The trio of private equity firms behind the largest leveraged buyout in history have paid themselves more than $500m in fees, despite dragging the debt-ridden company towards potential bankruptcy.
That debt pile has risen to more than $42bn since the 2007 transaction, all but wiping out the firms’ initial equity stake amid a continued slump in natural gas prices.
But the trio have paid themselves a total of $528.3m in fees since making the ill-fated purchase, according to a regulatory filing by the renamed Energy Future Holdings Corp.
It shows the breakdown of payments as $300m for advising on the deal, $171m in management fees and more than $57m for consultation on debt deals.

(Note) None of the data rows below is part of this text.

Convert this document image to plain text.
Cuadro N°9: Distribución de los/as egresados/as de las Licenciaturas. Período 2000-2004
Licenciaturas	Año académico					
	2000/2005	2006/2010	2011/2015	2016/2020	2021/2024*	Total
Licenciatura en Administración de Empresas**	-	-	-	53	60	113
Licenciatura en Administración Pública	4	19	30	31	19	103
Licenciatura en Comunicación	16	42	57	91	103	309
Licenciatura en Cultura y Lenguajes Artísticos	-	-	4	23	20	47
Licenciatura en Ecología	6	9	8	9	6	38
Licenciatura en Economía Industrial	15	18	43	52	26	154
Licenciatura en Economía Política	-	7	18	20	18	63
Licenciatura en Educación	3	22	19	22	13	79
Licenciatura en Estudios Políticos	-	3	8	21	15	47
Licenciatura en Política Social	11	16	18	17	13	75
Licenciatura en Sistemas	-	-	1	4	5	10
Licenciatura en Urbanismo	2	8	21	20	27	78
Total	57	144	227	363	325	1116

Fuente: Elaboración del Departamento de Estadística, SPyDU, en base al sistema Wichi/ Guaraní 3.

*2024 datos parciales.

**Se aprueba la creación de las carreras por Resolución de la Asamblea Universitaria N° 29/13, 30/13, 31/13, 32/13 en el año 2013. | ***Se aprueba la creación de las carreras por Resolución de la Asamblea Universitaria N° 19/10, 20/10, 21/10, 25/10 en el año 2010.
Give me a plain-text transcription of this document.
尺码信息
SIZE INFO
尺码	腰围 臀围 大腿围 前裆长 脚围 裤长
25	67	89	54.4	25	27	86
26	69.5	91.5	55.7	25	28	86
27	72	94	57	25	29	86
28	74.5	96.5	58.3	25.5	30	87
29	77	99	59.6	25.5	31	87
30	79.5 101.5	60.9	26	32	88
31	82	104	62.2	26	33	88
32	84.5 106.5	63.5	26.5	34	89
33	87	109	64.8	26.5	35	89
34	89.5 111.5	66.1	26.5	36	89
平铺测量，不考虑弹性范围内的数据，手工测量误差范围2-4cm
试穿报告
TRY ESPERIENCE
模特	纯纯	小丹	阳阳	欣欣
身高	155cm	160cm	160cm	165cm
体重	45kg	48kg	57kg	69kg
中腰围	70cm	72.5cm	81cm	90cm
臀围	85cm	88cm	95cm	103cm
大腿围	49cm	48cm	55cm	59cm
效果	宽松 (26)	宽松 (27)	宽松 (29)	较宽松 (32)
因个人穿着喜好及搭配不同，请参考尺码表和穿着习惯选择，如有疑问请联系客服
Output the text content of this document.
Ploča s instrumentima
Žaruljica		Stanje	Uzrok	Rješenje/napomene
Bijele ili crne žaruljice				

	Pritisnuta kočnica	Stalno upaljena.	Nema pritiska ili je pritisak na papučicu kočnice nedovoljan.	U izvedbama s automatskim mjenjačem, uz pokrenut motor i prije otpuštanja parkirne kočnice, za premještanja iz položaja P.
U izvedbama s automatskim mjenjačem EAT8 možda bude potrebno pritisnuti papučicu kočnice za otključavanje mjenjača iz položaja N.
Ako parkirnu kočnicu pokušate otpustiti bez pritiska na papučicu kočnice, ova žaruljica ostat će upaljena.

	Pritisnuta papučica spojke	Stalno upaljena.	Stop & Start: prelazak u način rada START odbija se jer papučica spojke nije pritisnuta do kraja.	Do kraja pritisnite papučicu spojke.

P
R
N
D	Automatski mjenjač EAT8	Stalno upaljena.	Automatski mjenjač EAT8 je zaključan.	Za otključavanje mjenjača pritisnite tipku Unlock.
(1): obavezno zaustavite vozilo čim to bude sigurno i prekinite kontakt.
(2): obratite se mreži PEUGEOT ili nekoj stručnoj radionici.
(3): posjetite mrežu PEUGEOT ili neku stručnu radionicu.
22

EFH is now facing possible bankruptcy or restructuring with debt paybacks looming in 2014, although it is yet to default on a debt obligation.
Despite that, its ratio of debt to EBITDA was 9.5 times, according to a filing with the US Securities & Exchange Commission in June.
Other multibillion-dollar deals struck at the height of the private equity boom have also managed to stave off bankruptcy, with some even going on to reap huge profits for their owners.
The company subsequently raised $3.8bn during a public listing last year, making it the largest private equity-backed IPO in history.
Other megadeals to have ridden out the financial crisis include Caesars Entertainment and Freescale Semiconductor.